Project description:Histone H3 lysine 4 trimethylation (H3K4me3) is known to correlate with both active and poised genomic loci, yet many questions remain regarding its functional roles in vivo. We identify functional genomic targets of two H3K4 methyltransferases, Set1 and MLL1/2, in both the stem cells (X1) and differentiated tissue (Xins) of the planarian flatworm Schmidtea mediterranea. We show that, despite their common substrate, these enzymes target distinct genomic loci in vivo, which are distinguishable by the footprint each enzyme leaves on the chromatin template, i.e., the breadth of the H3K4me3 peak.
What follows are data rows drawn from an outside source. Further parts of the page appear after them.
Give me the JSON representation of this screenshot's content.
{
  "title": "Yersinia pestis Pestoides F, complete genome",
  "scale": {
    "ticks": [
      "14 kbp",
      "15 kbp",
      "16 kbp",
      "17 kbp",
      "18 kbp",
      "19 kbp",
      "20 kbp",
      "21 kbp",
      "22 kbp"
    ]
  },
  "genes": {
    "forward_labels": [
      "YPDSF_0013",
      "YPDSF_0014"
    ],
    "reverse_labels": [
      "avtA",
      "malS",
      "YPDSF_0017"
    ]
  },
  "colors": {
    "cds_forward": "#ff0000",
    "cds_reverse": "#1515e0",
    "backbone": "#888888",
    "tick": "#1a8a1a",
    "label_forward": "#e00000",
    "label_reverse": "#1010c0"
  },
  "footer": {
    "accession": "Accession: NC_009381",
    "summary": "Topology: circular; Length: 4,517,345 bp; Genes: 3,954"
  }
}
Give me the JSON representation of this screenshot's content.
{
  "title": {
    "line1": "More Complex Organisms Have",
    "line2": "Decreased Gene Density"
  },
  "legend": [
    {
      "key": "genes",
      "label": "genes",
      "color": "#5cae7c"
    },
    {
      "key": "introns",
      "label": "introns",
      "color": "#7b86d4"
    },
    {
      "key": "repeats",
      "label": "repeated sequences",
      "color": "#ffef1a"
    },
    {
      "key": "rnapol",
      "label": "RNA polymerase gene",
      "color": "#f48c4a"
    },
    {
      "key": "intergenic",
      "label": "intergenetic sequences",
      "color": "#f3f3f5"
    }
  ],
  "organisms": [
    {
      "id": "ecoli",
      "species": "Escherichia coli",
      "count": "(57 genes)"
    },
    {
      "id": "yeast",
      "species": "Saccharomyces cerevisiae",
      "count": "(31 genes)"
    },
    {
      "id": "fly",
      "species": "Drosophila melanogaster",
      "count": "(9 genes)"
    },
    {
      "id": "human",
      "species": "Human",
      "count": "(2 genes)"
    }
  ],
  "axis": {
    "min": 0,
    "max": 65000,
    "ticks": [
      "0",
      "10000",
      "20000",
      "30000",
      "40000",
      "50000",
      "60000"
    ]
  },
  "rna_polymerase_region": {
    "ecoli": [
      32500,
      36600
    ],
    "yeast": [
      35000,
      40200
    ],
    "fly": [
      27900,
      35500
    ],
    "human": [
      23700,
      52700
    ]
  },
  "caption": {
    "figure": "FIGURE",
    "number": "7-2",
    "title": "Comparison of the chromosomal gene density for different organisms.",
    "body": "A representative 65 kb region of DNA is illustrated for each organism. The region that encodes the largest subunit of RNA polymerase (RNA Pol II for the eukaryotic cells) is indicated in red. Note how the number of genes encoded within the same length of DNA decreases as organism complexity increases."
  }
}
Whereas Set1 targets are broadly associated with the maintenance of the stem cell population, MLL1/2 targets are specifically enriched for genes involved in ciliogenesis. These data not only confirm that chromatin regulation is fundamental to planarian stem cell function, but also provide evidence for post-embryonic functional specificity of H3K4me3 methyltransferases in vivo. To test this, we looked at the H3K4me3 chromatin profile in WW, X1 and Xins cell types upon knockdown of set1, mll1/2, as well as WT. Examine binding of H3K36me3 in WT in Planarian. The experiment performed yielded a total of 2 samples. These samples validate the main ChIP samples.